Ia meyakini kedekatannya dengan buruh bisa membawanya melenggang ke kursi parlemen. “Yang paling penting kita pikirkan ada anggota yang jumlahnya banyak kemudian mereka merasakan selama ini aku dibela oleh serikatku pada saat aku berkasus, baik itu persoalan PHK maupun upah.”
Menurut Heri, pertemanan menjadi modal kuat ketimbang uang. Ia mengandalkan strategi kampanye door to door, yang mana akan menyentuh langsung secara personal.
Heri akan menyosialisasikan ide dan gagasannya sebagai caleg kepada buruh secara langsung. Nantinya, ia mengajak setiap buruh mendukung dirinya, kemudian buruh itu diminta mengajak keluarga dan tetangga sekitarnya.

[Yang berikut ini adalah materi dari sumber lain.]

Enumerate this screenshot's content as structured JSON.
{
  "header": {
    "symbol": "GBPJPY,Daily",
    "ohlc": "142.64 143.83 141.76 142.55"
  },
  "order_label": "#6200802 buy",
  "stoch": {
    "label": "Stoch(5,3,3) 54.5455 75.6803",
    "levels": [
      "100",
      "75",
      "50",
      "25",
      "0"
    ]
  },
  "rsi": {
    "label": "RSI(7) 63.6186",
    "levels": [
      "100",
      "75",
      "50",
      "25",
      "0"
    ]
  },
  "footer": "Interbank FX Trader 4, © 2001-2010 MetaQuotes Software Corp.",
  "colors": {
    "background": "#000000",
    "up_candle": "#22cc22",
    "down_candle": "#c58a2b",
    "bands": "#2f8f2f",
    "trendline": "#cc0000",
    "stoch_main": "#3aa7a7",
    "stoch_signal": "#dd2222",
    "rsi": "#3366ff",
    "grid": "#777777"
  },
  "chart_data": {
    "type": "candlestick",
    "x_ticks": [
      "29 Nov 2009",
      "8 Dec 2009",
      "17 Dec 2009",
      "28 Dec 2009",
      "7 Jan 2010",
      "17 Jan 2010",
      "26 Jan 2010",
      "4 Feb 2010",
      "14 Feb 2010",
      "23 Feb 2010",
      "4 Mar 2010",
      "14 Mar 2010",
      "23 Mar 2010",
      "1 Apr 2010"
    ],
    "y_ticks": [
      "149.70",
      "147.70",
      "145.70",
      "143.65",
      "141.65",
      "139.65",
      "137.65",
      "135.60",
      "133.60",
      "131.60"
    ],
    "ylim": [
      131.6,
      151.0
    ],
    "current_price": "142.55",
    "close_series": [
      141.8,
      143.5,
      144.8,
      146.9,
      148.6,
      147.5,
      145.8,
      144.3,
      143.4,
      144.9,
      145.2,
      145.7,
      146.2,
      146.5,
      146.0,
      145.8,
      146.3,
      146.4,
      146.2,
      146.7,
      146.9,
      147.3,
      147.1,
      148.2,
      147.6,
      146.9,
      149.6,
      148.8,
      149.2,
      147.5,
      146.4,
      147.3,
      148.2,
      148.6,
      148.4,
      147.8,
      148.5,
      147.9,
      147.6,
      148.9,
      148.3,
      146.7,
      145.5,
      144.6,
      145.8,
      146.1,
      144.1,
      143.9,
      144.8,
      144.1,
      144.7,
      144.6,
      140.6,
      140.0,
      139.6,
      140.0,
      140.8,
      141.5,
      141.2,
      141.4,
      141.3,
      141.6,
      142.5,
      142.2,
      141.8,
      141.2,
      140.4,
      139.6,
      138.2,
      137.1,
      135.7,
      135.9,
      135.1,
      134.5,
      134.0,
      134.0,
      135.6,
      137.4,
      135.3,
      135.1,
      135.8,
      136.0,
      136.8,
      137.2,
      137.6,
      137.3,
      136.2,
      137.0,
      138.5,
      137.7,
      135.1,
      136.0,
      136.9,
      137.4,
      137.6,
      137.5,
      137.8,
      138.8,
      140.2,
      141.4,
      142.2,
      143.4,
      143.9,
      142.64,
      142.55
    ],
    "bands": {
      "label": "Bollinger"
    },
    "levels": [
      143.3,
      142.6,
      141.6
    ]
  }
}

“Kita kampanyenya lewat personal sih. Diorganisir secara personal. Jadi nggak perlu modal uang banyak. Lebih dahsyat itu personal touch, organisir secara door to door itu mengurangi biaya baliho dan stiker,” jelasnya.
Ia pun menyadari, keterbatasan uang membuat dirinya harus bekerja keras meluangkan waktu berkeliling menemui warga dan buruh. Dalam seminggu, Heri selalu berkeliling menemui warga.
“Kalo kita punya uang ya tinggal kasih aja warga Rp100, nanti tinggal bilang, hey pilih aku ya.”
Waluyo Ribowo Mengandalkan Rekan Sesama Buruh
Waluyo Ribowo, 41, tidak jauh berbeda dari Heri. Caleg DPRD Kabupaten Bekasi ini tak punya amunisi besar untuk mengarungi Pemilu 2024.
Pria yang bekerja di pabrik kardus di kawasan industri MM2100 ini hanya mengandalkan basis serikat buruh saja. Gajinya pas-pasan untuk membiayai anaknya yang masih sekolah.
“Basis massa serikat buruh, pertemanan yang luas. Apalagi SPSI sendiri punya anggota yang banyak, kita sama-sama berjuang untuk kepentingan buruh,” ujar Ribowo kepada Parboaboa.
Ia harus merogoh kocek sendiri untuk biaya pencalonan. Untuk biaya syarat administrasi saja dia menghabiskan uang Rp 800 ribu. Itu digunakan untuk mengurus SKCK, surat bebas narkoba, surat bebas pidana, dan surat kesehatan.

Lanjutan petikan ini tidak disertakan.